魚群探査、旅客・観光など用途は幅広い

エバーブルーテクノロジーズの今後の事業展開

 エバーブルーテクノロジーズは、今回の実証テスト成功を受けて、「今年度中に魚群探査を実用化し、来年には旅客用途のテスト運用を始めたいと考えている」(野間氏)という。同社は「海洋上のローエミッション化」を最終ゴールとしながらも、「ヨットが自律制御できれば、どんな社会課題を解決できるのか、どんなニーズが生まれるのかを考え、幅広い用途のハードとサービスを開発していく」という。

(1)魚群探査や海底地図作成

 同社は今後、「Type-A」をベースに、魚群探査を無人で行う探索船を開発する予定だ。(有)二宮漁場(神奈川県中郡二宮町)の全面的な協力を得て、無人探索船による魚群探査の試験運用を実施する。従来は有人船で魚群を探しながら漁を行っていたが、無人探索船の導入で、燃料費や稼動時間を削減して漁業従事者の肉体的・経済的負担軽減を図る。将来的には、定置網漁に必要な詳細海底地形図の自動作成や、無人魚群探査船の遠隔操船による “リモート釣り” なども構想中だ。

二宮にて深夜0時から行われている定置網漁の様子

(2)離島や半島における渡し船

 魚群探査や海底地図作成など「海洋データ取得」の次なる段階は、無人自動帆船ドローンによる「海上タクシー」だ。Uberのようにアプリ操作で帆船を手配して、目的地まで自律航行でクルーズするためのハードとサービスを開発予定で、2020年度中にプロトタイプ開発、2021年度にはテスト運行を目指すという。乗船定員は2〜6名を想定。約10km以内の渡し船のような海上移動ニーズは、葉山〜江ノ島のほか日本全国津々浦々にありそうだ。また、このような近海エリアなら、同社が遠隔操船で用いた3G/4G通信回線のカバーエリアである可能性が高い。
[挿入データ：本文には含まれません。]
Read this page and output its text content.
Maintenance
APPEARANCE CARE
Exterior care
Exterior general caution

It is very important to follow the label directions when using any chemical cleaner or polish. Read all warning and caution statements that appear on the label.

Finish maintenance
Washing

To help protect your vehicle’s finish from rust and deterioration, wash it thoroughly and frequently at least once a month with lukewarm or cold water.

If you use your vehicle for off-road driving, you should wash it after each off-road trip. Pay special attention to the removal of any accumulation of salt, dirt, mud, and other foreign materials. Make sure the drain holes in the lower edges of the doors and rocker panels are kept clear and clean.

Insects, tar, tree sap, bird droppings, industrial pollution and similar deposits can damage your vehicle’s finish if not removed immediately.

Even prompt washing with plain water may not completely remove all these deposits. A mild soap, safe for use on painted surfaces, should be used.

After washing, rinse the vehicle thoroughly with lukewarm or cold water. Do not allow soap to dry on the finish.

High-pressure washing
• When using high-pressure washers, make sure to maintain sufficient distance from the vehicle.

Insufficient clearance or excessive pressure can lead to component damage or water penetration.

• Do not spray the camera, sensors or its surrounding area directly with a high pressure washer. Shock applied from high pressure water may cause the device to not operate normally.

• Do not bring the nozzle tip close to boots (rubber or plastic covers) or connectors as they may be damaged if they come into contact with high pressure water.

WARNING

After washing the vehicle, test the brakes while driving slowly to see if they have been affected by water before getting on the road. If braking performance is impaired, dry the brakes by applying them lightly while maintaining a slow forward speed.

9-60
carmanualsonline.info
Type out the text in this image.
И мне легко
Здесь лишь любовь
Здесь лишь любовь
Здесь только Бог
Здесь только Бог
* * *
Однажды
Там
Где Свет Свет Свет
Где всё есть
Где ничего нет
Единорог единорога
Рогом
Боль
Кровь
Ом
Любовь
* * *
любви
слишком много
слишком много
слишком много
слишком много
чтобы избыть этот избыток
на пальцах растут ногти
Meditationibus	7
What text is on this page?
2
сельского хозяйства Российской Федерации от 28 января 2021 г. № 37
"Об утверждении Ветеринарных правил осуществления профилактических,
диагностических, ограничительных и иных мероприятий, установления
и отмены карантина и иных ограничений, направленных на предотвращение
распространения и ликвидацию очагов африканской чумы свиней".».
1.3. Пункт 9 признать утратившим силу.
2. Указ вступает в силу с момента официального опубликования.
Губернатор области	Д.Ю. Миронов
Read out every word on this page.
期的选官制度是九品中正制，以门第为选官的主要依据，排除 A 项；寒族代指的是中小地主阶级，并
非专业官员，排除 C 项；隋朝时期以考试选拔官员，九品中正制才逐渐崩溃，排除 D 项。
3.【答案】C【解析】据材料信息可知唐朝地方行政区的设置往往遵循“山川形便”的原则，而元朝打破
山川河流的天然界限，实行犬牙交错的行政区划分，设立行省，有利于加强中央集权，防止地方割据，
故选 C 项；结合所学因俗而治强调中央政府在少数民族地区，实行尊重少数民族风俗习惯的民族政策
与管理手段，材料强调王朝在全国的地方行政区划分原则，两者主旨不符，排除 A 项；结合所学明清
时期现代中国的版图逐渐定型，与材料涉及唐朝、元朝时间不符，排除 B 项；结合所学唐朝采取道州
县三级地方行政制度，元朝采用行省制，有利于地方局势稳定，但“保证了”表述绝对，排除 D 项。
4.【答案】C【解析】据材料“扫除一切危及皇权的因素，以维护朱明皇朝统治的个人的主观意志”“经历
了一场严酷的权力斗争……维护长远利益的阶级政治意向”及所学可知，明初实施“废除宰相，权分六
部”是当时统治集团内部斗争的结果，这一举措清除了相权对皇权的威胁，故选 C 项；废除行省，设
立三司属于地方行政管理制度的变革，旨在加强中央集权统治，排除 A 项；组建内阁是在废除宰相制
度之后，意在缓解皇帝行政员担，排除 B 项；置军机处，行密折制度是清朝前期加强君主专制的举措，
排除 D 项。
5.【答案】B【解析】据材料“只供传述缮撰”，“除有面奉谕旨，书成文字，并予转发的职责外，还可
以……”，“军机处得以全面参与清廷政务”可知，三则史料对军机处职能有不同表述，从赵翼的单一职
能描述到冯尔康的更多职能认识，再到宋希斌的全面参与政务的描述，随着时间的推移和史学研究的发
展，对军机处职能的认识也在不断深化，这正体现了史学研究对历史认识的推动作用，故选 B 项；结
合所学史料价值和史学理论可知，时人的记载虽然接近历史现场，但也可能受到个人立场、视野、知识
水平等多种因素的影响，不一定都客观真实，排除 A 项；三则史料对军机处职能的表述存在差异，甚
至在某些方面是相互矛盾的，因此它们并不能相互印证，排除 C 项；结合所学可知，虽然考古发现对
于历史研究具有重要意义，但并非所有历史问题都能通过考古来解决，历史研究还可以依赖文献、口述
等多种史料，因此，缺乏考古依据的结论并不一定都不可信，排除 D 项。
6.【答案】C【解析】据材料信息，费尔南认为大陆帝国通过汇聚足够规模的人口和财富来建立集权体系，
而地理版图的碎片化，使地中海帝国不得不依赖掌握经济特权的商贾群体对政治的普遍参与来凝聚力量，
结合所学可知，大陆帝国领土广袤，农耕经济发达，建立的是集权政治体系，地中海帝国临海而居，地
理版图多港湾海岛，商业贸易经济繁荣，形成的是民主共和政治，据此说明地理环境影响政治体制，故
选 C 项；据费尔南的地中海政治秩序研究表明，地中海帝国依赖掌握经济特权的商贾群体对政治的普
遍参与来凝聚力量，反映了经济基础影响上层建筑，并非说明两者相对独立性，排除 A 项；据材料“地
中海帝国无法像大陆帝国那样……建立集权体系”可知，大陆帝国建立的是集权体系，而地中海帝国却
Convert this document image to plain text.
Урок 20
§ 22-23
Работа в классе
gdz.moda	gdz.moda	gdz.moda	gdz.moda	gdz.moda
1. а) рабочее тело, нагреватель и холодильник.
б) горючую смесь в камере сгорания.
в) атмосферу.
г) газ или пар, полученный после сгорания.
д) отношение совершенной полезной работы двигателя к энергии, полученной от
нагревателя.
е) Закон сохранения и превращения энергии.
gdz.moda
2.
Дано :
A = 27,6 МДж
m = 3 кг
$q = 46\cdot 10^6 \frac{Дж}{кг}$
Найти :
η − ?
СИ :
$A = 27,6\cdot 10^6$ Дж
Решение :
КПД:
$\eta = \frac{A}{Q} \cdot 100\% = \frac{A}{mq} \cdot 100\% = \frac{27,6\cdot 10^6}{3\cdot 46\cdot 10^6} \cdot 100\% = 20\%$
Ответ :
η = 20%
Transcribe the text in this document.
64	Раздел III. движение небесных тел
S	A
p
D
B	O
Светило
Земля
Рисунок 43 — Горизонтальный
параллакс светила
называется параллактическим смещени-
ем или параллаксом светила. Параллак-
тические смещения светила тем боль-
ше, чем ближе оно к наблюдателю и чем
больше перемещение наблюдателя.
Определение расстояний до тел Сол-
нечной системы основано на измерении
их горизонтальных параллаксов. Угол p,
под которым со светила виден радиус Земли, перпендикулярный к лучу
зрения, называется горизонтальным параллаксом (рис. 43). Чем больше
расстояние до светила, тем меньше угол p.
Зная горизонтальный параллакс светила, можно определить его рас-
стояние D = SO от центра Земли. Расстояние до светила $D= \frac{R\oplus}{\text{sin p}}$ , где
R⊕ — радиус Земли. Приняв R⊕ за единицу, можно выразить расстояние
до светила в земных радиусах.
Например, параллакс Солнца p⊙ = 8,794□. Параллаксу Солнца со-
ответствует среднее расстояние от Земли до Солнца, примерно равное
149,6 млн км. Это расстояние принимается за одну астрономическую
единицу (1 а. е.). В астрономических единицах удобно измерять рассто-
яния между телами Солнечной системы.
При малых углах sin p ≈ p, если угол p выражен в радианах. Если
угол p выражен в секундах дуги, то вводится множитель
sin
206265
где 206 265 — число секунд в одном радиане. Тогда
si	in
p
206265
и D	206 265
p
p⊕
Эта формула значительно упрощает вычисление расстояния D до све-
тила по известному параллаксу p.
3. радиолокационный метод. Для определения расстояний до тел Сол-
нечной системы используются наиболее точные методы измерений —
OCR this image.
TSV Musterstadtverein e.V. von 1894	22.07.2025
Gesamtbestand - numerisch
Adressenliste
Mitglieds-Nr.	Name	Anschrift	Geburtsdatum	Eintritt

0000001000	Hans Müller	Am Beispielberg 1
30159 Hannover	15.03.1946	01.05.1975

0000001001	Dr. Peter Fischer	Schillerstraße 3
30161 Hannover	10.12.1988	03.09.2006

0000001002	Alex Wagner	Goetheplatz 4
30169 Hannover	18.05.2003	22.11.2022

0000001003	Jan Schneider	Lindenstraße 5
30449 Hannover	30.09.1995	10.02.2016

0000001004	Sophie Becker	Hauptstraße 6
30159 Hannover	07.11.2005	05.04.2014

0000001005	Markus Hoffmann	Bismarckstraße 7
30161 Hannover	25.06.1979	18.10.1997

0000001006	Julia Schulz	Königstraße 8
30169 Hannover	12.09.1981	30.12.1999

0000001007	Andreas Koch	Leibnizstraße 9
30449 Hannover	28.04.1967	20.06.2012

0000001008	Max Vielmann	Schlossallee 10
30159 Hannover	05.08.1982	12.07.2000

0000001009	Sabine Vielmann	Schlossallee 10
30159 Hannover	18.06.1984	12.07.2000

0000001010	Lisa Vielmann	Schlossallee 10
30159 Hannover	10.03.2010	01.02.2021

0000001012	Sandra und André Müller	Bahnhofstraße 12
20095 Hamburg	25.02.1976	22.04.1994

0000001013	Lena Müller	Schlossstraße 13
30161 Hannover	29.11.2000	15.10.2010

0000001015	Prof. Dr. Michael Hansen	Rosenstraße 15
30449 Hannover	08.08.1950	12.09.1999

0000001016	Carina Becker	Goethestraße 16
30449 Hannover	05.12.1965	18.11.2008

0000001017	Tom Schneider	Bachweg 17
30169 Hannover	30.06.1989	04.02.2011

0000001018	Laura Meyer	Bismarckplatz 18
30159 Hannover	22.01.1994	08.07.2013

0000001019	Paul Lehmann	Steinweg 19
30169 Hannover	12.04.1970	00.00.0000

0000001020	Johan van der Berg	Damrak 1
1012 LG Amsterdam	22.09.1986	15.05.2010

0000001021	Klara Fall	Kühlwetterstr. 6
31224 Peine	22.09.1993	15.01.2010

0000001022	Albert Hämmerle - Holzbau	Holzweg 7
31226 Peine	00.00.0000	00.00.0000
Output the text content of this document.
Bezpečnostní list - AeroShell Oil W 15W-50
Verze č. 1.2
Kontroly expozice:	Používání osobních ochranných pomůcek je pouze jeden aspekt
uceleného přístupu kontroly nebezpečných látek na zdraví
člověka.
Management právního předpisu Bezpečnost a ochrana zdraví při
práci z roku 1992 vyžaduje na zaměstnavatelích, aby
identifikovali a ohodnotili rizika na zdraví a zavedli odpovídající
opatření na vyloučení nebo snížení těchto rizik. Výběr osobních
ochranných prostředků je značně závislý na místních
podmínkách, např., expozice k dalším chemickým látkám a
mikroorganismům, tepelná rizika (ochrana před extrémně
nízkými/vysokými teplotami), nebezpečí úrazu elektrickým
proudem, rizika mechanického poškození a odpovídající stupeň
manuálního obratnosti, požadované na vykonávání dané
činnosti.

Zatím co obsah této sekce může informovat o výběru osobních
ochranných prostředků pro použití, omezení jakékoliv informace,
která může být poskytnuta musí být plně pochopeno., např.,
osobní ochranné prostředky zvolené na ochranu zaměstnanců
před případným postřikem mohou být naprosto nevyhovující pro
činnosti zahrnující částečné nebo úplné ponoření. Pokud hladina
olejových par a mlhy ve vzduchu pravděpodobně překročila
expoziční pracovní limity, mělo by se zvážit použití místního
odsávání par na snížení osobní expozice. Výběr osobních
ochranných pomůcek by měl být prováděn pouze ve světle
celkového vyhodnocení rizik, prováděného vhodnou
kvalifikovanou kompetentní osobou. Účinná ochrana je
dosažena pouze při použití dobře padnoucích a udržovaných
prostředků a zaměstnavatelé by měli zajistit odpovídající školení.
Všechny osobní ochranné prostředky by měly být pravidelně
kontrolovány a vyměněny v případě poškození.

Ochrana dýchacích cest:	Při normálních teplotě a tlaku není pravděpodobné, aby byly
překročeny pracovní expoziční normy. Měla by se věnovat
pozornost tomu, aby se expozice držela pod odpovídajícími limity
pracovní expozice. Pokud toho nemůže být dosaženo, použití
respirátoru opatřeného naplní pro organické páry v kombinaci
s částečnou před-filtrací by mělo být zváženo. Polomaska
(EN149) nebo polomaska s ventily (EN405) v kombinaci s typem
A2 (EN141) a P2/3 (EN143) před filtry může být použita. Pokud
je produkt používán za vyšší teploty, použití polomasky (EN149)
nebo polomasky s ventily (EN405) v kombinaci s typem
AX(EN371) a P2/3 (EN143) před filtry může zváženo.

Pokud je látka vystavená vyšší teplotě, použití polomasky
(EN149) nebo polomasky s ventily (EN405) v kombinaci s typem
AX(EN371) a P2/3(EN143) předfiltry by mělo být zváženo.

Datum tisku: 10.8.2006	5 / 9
 「離島における海上交通事業者の多くは、利用者減少と運用コスト高により、厳しい経営状況に追い込まれています。通常の旅客船は、大型化・大量輸送のビジネスモデルですが、無人自律航行の小型帆船ドローンを旅客用途として導入すれば、人件費や燃油代を削減できるほか、カップルや友人同士、ファミリーなどでプライベート空間として安心して楽しめるという付加価値向上も期待できます。」(野間氏)

オープンイノベーションで業界の進化を加速したい

「動力船をゼロエミッション帆走船や電気推進船に置き換える未来を目指すために、自動帆走を手がけることになった」と話す野間氏

 野間氏は、「この業界が早く進化し、より良い未来に到達するためには、オープンイノベーションのスタイルをとっていきたい」と明言する。もともとは、風力・波力・潮力といった海上再生可能エネルギーを水素に変換して自動帆船ヨットで運搬する、海上水素サプライチェーンの構築を掲げる同社。その一翼を担う「自動帆走」の技術開発・用途開発と実用化を加速度的に進めるため、ハードの設計・デザイン・製造からソフトウェア開発まで、今後も様々な領域のプロフェッショナルと協働していく構えだ。